The Aegean Sea is part of the Mediterranean Sea. It is between Greece and Anatolia. It is connected (attached) in the north to the Sea of Marmara and the Black Sea by the Dardanelles and Bosporus. The large islands of Rhodes and Crete mark the south end.
History[change | change source]
In ancient times two groups of people lived near the sea – the Minoans of Crete, and the Myceneans of the Peloponnese. The city-states of Athens and Sparta came later and were part of Ancient Greece. Persians, Romans, the Byzantine Empire, the Venetians (people from Venice), the Seljuk Empire, and the Ottoman Empire later started around the Aegean Sea. The people near the Aegean were very advanced (powerful and clever) in Ancient history and they sailed across it to talk to each other.
There are seven groups of Aegean islands: the Thracian Sea group, the East Aegean group, the Northern Sporades, the Cyclades, the Saronic Islands (or Argo-Saronic Islands), the Dodecanese and Crete. The word archipelago used to mean these islands. Many of the Aegean islands, or chains of islands, are part of the mountain ranges on the mainland. One chain goes across the sea to Chios, another one goes across Euboea to Samos, and a third one goes across the Peloponnese and Crete to Rhodes. This one divides (splits, cuts) the Aegean from the Mediterranean. Many of the islands have safe harbours and bays, but sailing in the sea is difficult. Many of the islands are volcanos, and marble and iron are mined on other islands. The bigger islands have some green valleys and plains. Two big islands on the Aegean Sea are part of Turkey: Bozcaada (Greek: Τένεδος Tenedos) and Gökçeada (Ίμβρος Imvros).

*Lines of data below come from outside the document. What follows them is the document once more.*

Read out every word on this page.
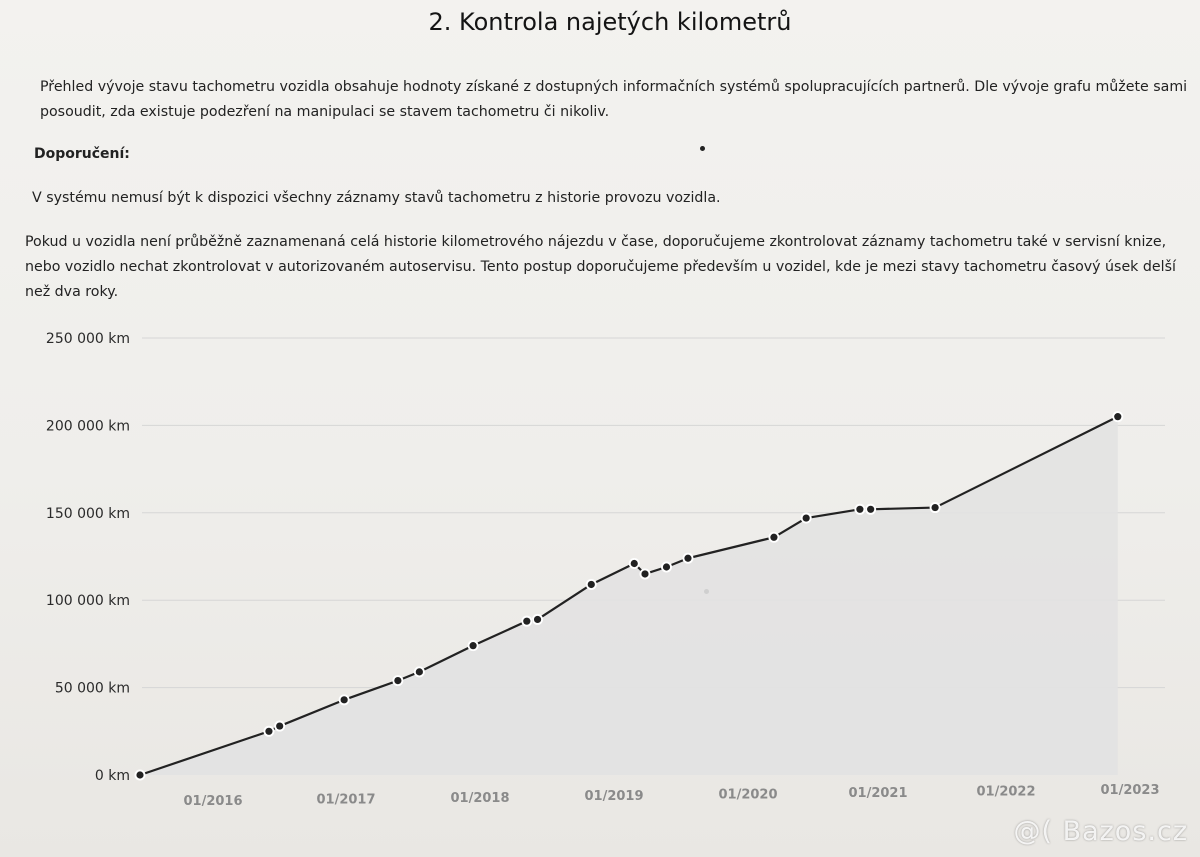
2. Kontrola najetých kilometrů
Přehled vývoje stavu tachometru vozidla obsahuje hodnoty získané z dostupných informačních systémů spolupracujících partnerů. Dle vývoje grafu můžete sami posoudit, zda existuje podezření na manipulaci se stavem tachometru či nikoliv.
Doporučení:
V systému nemusí být k dispozici všechny záznamy stavů tachometru z historie provozu vozidla.
Pokud u vozidla není průběžně zaznamenaná celá historie kilometrového nájezdu v čase, doporučujeme zkontrolovat záznamy tachometru také v servisní knize, nebo vozidlo nechat zkontrolovat v autorizovaném autoservisu. Tento postup doporučujeme především u vozidel, kde je mezi stavy tachometru časový úsek delší než dva roky.
0 km
50 000 km
100 000 km
150 000 km
200 000 km
250 000 km
01/2016	01/2017	01/2018	01/2019	01/2020	01/2021	01/2022	01/2023
@( Bazos.cz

Notes[change | change source]
- The Greek name for the sea is Αἰγαῖον Πέλαγος (Aigaion Pelagos, Modern Greek: Αιγαίο Πέλαγος (Aigaio Pelagos). The Turkish name is Ege Denizi. Some people think that the name came from the dialect word αἶγες (aiges) "waves". Perhaps it was named after the town of Aegae, or Aegea, a queen of the Amazons who died in the sea. Maybe it was named after Aegeus, the father of Theseus. Legends say that Aegeus killed himself in the sea when he thought his son was dead.